On the other hand, when the day is done, you know a lot about the moss-trolls, and not so much about what color the dragon's eyes are. *g* Like everything else, it's a tradeoff.

And I don't think of it as a problem with the genre. I tend to think of it as a problem for the writer. Which is a subtle but fine distinction....
You ever notice that lj has like seventy mood choices for tired, stressed, cranky and out of sorts, but very few for things like "making myself helpful to others?"

That's because LJ is an outgrowth of our selfish, 'me me me!' culture :-D
It's much easier to be angry or upset than to be happy. I realized that during voice lessons-- all my favorite songs were about how much I hated someone, or anguish, or straight-out Shakespearean Indignant Wrath (that one was fun), or German, where it sort of doesn't matter. If you're singing in German, odds are good the lyrics run, "Oh, the flowers, how beautiful they are, all around my tomb, for I am dead BECAUSE I LOVE YOU SO," only with a dozen umlauts in. Umlauts are how you know it's emotional.
Happy songs? Not a lot. They were mostly English and... actually, nope, those all ended sadly because of the damned lords, and so they were cautionary tales. Happy songs, happy songs-- I am failing to remember any, because if I had them they were boring. It was the anger that was interesting, or the SIW, or the German; I don't think I ever needed to sing happily unless I was also singing about my impending death.

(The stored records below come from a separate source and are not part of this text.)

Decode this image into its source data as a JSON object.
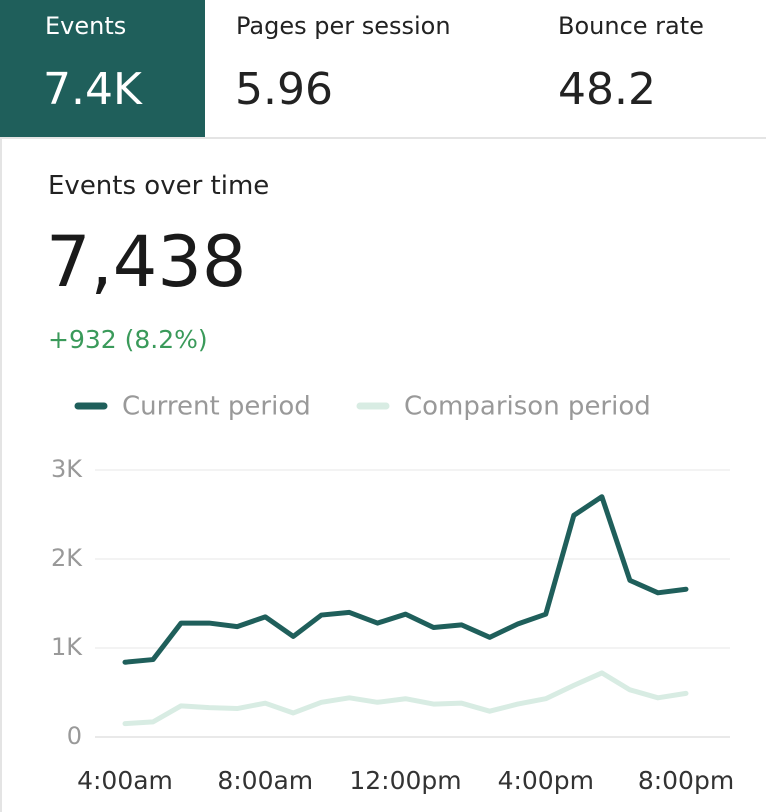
{
  "tabs": [
    {
      "label": "Events",
      "value": "7.4K"
    },
    {
      "label": "Pages per session",
      "value": "5.96"
    },
    {
      "label": "Bounce rate",
      "value": "48.2"
    }
  ],
  "summary": {
    "total": "7,438",
    "change": "+932 (8.2%)"
  },
  "chart_data": {
    "type": "line",
    "title": "Events over time",
    "categories": [
      "4:00am",
      null,
      null,
      null,
      null,
      "8:00am",
      null,
      null,
      null,
      null,
      "12:00pm",
      null,
      null,
      null,
      null,
      "4:00pm",
      null,
      null,
      null,
      null,
      "8:00pm"
    ],
    "series": [
      {
        "name": "Current period",
        "color": "#1f5f5b",
        "values": [
          840,
          870,
          1280,
          1280,
          1240,
          1350,
          1130,
          1370,
          1400,
          1280,
          1380,
          1230,
          1260,
          1120,
          1270,
          1380,
          2490,
          2700,
          1760,
          1620,
          1660
        ]
      },
      {
        "name": "Comparison period",
        "color": "#d8ece3",
        "values": [
          150,
          170,
          350,
          330,
          320,
          380,
          270,
          390,
          440,
          390,
          430,
          370,
          380,
          290,
          370,
          430,
          580,
          720,
          530,
          440,
          490
        ]
      }
    ],
    "ylim": [
      0,
      3000
    ],
    "yticks": [
      0,
      {
        "value": 1000,
        "label": "1K"
      },
      {
        "value": 2000,
        "label": "2K"
      },
      {
        "value": 3000,
        "label": "3K"
      }
    ],
    "grid": true,
    "legend": "top"
  }
}
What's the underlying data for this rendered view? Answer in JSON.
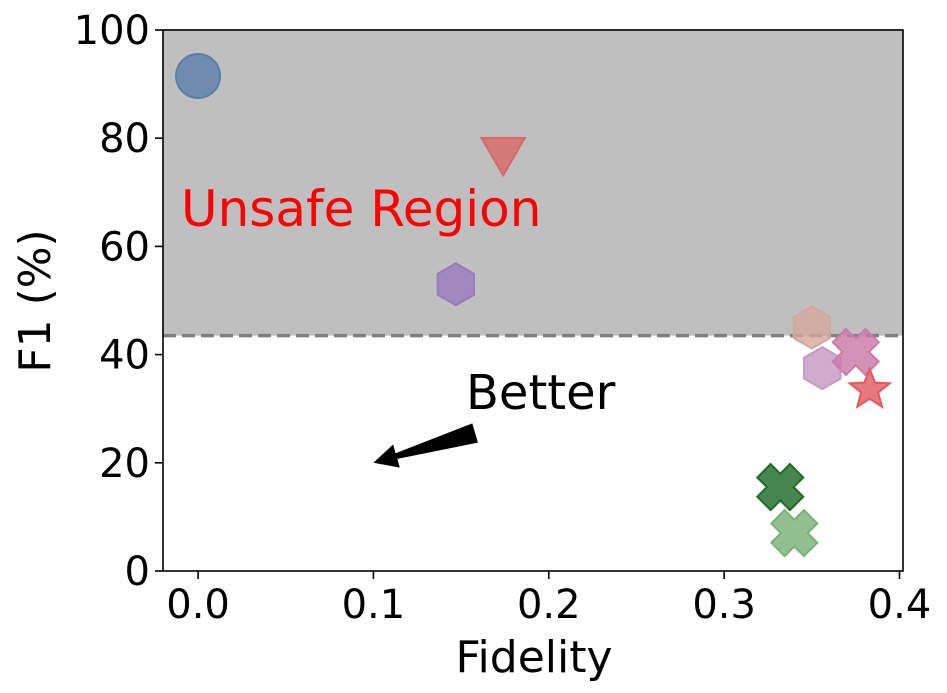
{
  "chart_data": {
    "type": "scatter",
    "title": "",
    "xlabel": "Fidelity",
    "ylabel": "F1 (%)",
    "xlim": [
      -0.02,
      0.402
    ],
    "ylim": [
      0,
      100
    ],
    "xticks": [
      "0.0",
      "0.1",
      "0.2",
      "0.3",
      "0.4"
    ],
    "yticks": [
      "0",
      "20",
      "40",
      "60",
      "80",
      "100"
    ],
    "grid": false,
    "legend": "none",
    "threshold": {
      "y": 43.5,
      "style": "dashed",
      "color": "#808080"
    },
    "unsafe_region": {
      "y_from": 43.5,
      "y_to": 100,
      "color": "#bfbfbf",
      "label": "Unsafe Region",
      "label_color": "#ff0000"
    },
    "better_annotation": {
      "label": "Better",
      "arrow_from": [
        0.158,
        25.5
      ],
      "arrow_to": [
        0.1,
        20
      ]
    },
    "points": [
      {
        "x": 0.0,
        "y": 91.5,
        "marker": "circle",
        "color": "#5b7fa8"
      },
      {
        "x": 0.174,
        "y": 77,
        "marker": "triangle-down",
        "color": "#d9686a"
      },
      {
        "x": 0.147,
        "y": 53,
        "marker": "hexagon",
        "color": "#9a7bbd"
      },
      {
        "x": 0.35,
        "y": 45,
        "marker": "hexagon",
        "color": "#d4a89c"
      },
      {
        "x": 0.356,
        "y": 37.5,
        "marker": "hexagon",
        "color": "#c59ac2"
      },
      {
        "x": 0.375,
        "y": 40.5,
        "marker": "cross",
        "color": "#cc7aa8"
      },
      {
        "x": 0.383,
        "y": 33.5,
        "marker": "star",
        "color": "#e05a5e"
      },
      {
        "x": 0.332,
        "y": 15.5,
        "marker": "cross",
        "color": "#1f6b28"
      },
      {
        "x": 0.34,
        "y": 7,
        "marker": "cross",
        "color": "#79b277"
      }
    ]
  }
}
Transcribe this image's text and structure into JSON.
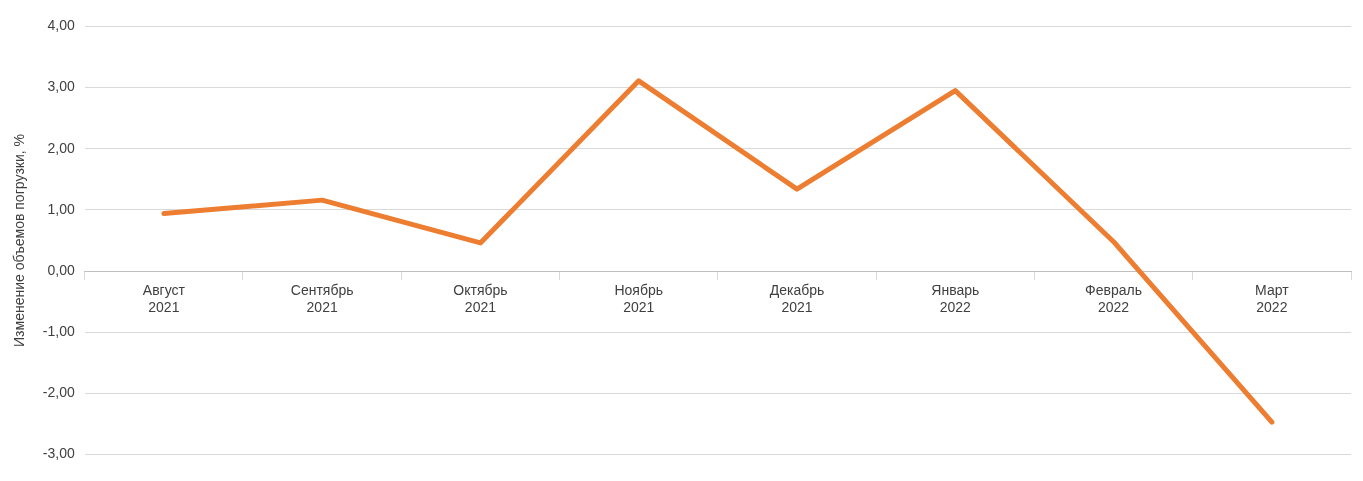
{
  "chart_data": {
    "type": "line",
    "ylabel": "Изменение объемов погрузки, %",
    "categories": [
      "Август\n2021",
      "Сентябрь\n2021",
      "Октябрь\n2021",
      "Ноябрь\n2021",
      "Декабрь\n2021",
      "Январь\n2022",
      "Февраль\n2022",
      "Март\n2022"
    ],
    "series": [
      {
        "color": "#ed7d31",
        "values": [
          0.94,
          1.16,
          0.46,
          3.11,
          1.34,
          2.95,
          0.48,
          -2.47
        ]
      }
    ],
    "ylim": [
      -3,
      4
    ],
    "yticks": [
      {
        "value": -3,
        "label": "-3,00"
      },
      {
        "value": -2,
        "label": "-2,00"
      },
      {
        "value": -1,
        "label": "-1,00"
      },
      {
        "value": 0,
        "label": "0,00"
      },
      {
        "value": 1,
        "label": "1,00"
      },
      {
        "value": 2,
        "label": "2,00"
      },
      {
        "value": 3,
        "label": "3,00"
      },
      {
        "value": 4,
        "label": "4,00"
      }
    ],
    "grid": "y",
    "legend": false,
    "marker": "none",
    "line_style": "solid"
  }
}
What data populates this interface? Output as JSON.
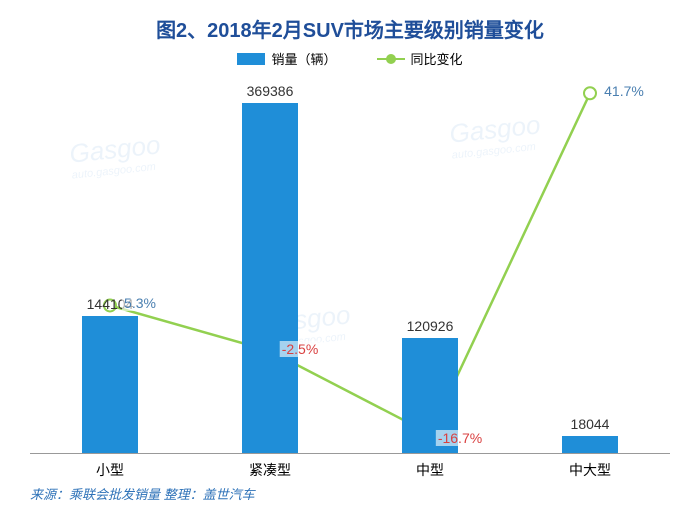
{
  "title": {
    "text": "图2、2018年2月SUV市场主要级别销量变化",
    "fontsize": 20,
    "color": "#1f4e99",
    "font_weight": "bold"
  },
  "legend": {
    "bar": {
      "label": "销量（辆）",
      "color": "#1f8ed8"
    },
    "line": {
      "label": "同比变化",
      "color": "#92d050"
    }
  },
  "chart": {
    "type": "bar+line",
    "categories": [
      "小型",
      "紧凑型",
      "中型",
      "中大型"
    ],
    "bar_values": [
      144104,
      369386,
      120926,
      18044
    ],
    "bar_color": "#1f8ed8",
    "bar_width_ratio": 0.35,
    "bar_label_fontsize": 14,
    "bar_label_color": "#333333",
    "line_values_pct": [
      5.3,
      -2.5,
      -16.7,
      41.7
    ],
    "line_labels": [
      "5.3%",
      "-2.5%",
      "-16.7%",
      "41.7%"
    ],
    "line_color": "#92d050",
    "line_width": 2.5,
    "marker_radius": 6,
    "label_color_positive": "#4a7fb0",
    "label_color_negative": "#d94040",
    "y_max_bar": 400000,
    "y_min_pct": -20,
    "y_max_pct": 45,
    "background_color": "#ffffff",
    "axis_color": "#999999",
    "cat_label_fontsize": 14
  },
  "source": {
    "prefix": "来源：",
    "src": "乘联会批发销量",
    "mid": "   整理：",
    "org": "盖世汽车",
    "color": "#2e72b8"
  },
  "watermark": {
    "text": "Gasgoo",
    "sub": "auto.gasgoo.com"
  }
}
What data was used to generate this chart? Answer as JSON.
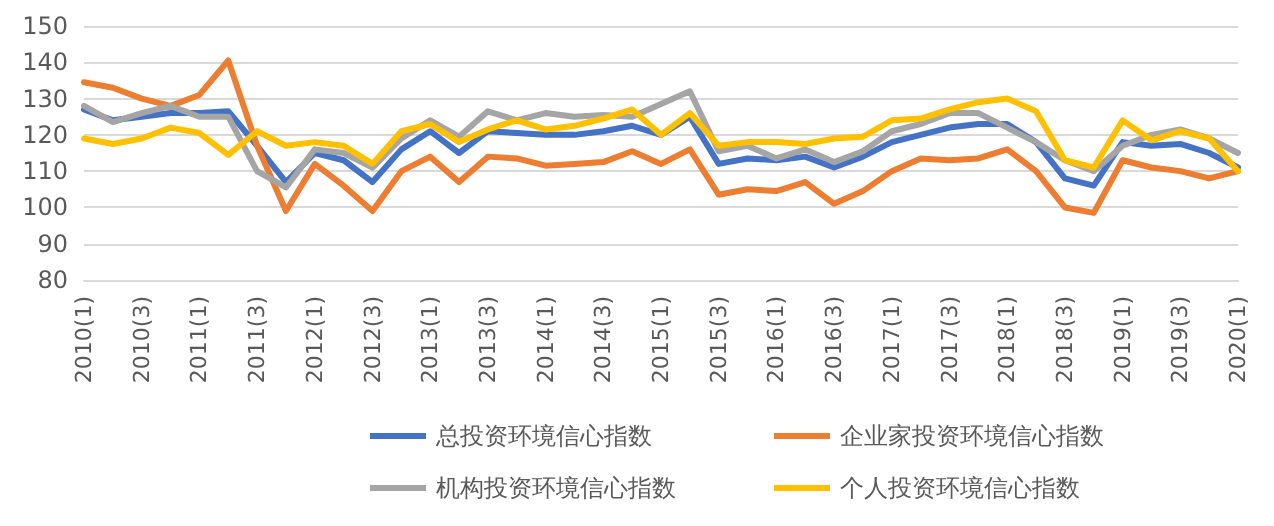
{
  "chart_data": {
    "type": "line",
    "categories": [
      "2010(1)",
      null,
      "2010(3)",
      null,
      "2011(1)",
      null,
      "2011(3)",
      null,
      "2012(1)",
      null,
      "2012(3)",
      null,
      "2013(1)",
      null,
      "2013(3)",
      null,
      "2014(1)",
      null,
      "2014(3)",
      null,
      "2015(1)",
      null,
      "2015(3)",
      null,
      "2016(1)",
      null,
      "2016(3)",
      null,
      "2017(1)",
      null,
      "2017(3)",
      null,
      "2018(1)",
      null,
      "2018(3)",
      null,
      "2019(1)",
      null,
      "2019(3)",
      null,
      "2020(1)"
    ],
    "series": [
      {
        "name": "总投资环境信心指数",
        "color": "#4472c4",
        "values": [
          127,
          124,
          125,
          126,
          126,
          126.5,
          117,
          107,
          115,
          113,
          107,
          116,
          121,
          115,
          121,
          120.5,
          120,
          120,
          121,
          122.5,
          120,
          125,
          112,
          113.5,
          113,
          114,
          111,
          114,
          118,
          120,
          122,
          123,
          123,
          118,
          108,
          106,
          118,
          117,
          117.5,
          115,
          111
        ]
      },
      {
        "name": "企业家投资环境信心指数",
        "color": "#ed7d31",
        "values": [
          134.5,
          133,
          130,
          128,
          131,
          140.5,
          117,
          99,
          112,
          106,
          99,
          110,
          114,
          107,
          114,
          113.5,
          111.5,
          112,
          112.5,
          115.5,
          112,
          116,
          103.5,
          105,
          104.5,
          107,
          101,
          104.5,
          110,
          113.5,
          113,
          113.5,
          116,
          110,
          100,
          98.5,
          113,
          111,
          110,
          108,
          110
        ]
      },
      {
        "name": "机构投资环境信心指数",
        "color": "#a5a5a5",
        "values": [
          128,
          123.5,
          126,
          128,
          125,
          125,
          110,
          105.5,
          116,
          115,
          111,
          119,
          124,
          119.5,
          126.5,
          124,
          126,
          125,
          125.5,
          125,
          128.5,
          132,
          115.5,
          117,
          113.5,
          116,
          112.5,
          115.5,
          121,
          123,
          126,
          126,
          122,
          118,
          113,
          110,
          117,
          120,
          121.5,
          119,
          115
        ]
      },
      {
        "name": "个人投资环境信心指数",
        "color": "#ffc000",
        "values": [
          119,
          117.5,
          119,
          122,
          120.5,
          114.5,
          121,
          117,
          118,
          117,
          112,
          121,
          123,
          118,
          121.5,
          124,
          121.5,
          122.5,
          124.5,
          127,
          120,
          126,
          117,
          118,
          118,
          117.5,
          119,
          119.5,
          124,
          124.5,
          127,
          129,
          130,
          126.5,
          113,
          111,
          124,
          118.5,
          121,
          119,
          110
        ]
      }
    ],
    "ylim": [
      80,
      150
    ],
    "yticks": [
      80,
      90,
      100,
      110,
      120,
      130,
      140,
      150
    ],
    "grid": "y",
    "legend": "bottom",
    "marker": "none",
    "line_style": "solid"
  }
}
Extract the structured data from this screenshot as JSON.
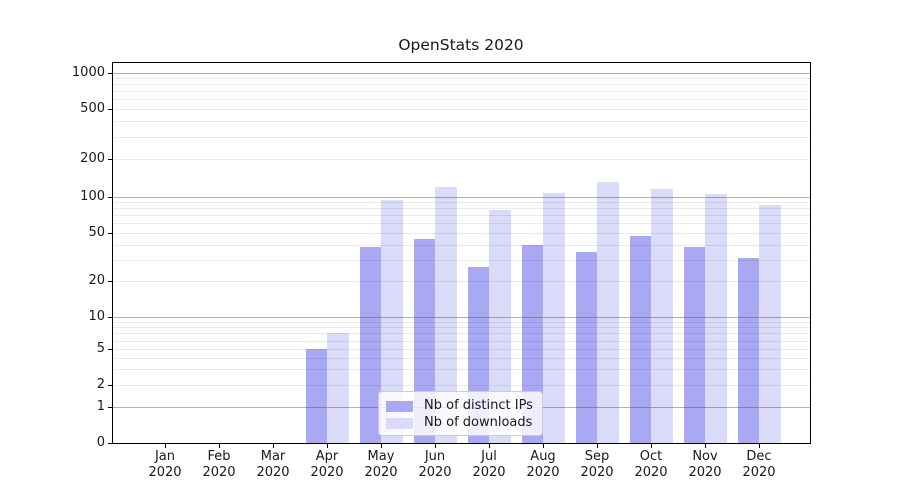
{
  "title": "OpenStats 2020",
  "chart_data": {
    "type": "bar",
    "title": "OpenStats 2020",
    "x_categories": [
      "Jan 2020",
      "Feb 2020",
      "Mar 2020",
      "Apr 2020",
      "May 2020",
      "Jun 2020",
      "Jul 2020",
      "Aug 2020",
      "Sep 2020",
      "Oct 2020",
      "Nov 2020",
      "Dec 2020"
    ],
    "month_labels": [
      "Jan",
      "Feb",
      "Mar",
      "Apr",
      "May",
      "Jun",
      "Jul",
      "Aug",
      "Sep",
      "Oct",
      "Nov",
      "Dec"
    ],
    "year_label": "2020",
    "series": [
      {
        "name": "Nb of distinct IPs",
        "color": "#a9a9f3",
        "values": [
          0,
          0,
          0,
          5,
          38,
          45,
          26,
          40,
          35,
          47,
          38,
          31
        ]
      },
      {
        "name": "Nb of downloads",
        "color": "#dadaf9",
        "values": [
          0,
          0,
          0,
          7,
          93,
          120,
          78,
          107,
          130,
          115,
          105,
          85
        ]
      }
    ],
    "yscale": "symlog",
    "ylim": [
      0,
      1000
    ],
    "ytick_labels": [
      "0",
      "1",
      "2",
      "5",
      "10",
      "20",
      "50",
      "100",
      "200",
      "500",
      "1000"
    ],
    "ytick_values": [
      0,
      1,
      2,
      5,
      10,
      20,
      50,
      100,
      200,
      500,
      1000
    ],
    "minor_grid_values": [
      2,
      3,
      4,
      5,
      6,
      7,
      8,
      9,
      20,
      30,
      40,
      50,
      60,
      70,
      80,
      90,
      200,
      300,
      400,
      500,
      600,
      700,
      800,
      900
    ],
    "major_grid_values": [
      1,
      10,
      100,
      1000
    ],
    "grid": "horizontal",
    "legend_position": "lower-center"
  }
}
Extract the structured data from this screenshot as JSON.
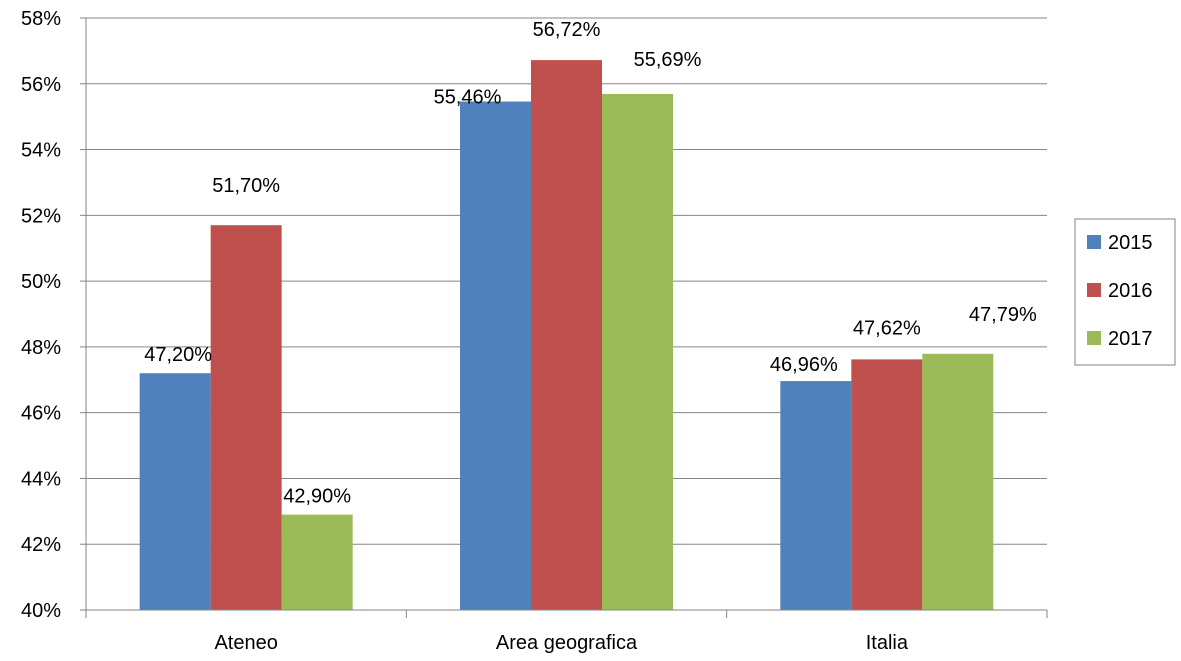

Anyway. People analyze sadness. They write songs about revenge and anger. When you're happy, you're not usually thinking about it-- it's the default state, we're told, so it's only when you depart from it that you have anything to look at. If you make a list of emotional words, most of them are angry or upset, even without putting in the Livejournal icons.

I wanna go sing German now.
Oh, yes: I sing British and occasionally American or Canuckian Ballads, and oh, with the people getting kileld and the Doleful Ghosts.

But I have to say I was deeelighted when I realised there was a space to type a new description in for "mood", because even when I had an easy one word description, it was usually not on the list.
Ooh, are you writing something set in the early US? Care to share the books you're reading? I've got an idea for a romance set in that time period and I'm in the gathering information phase.
Just a short story, so I'm afraid I'm no use to you. Sorry!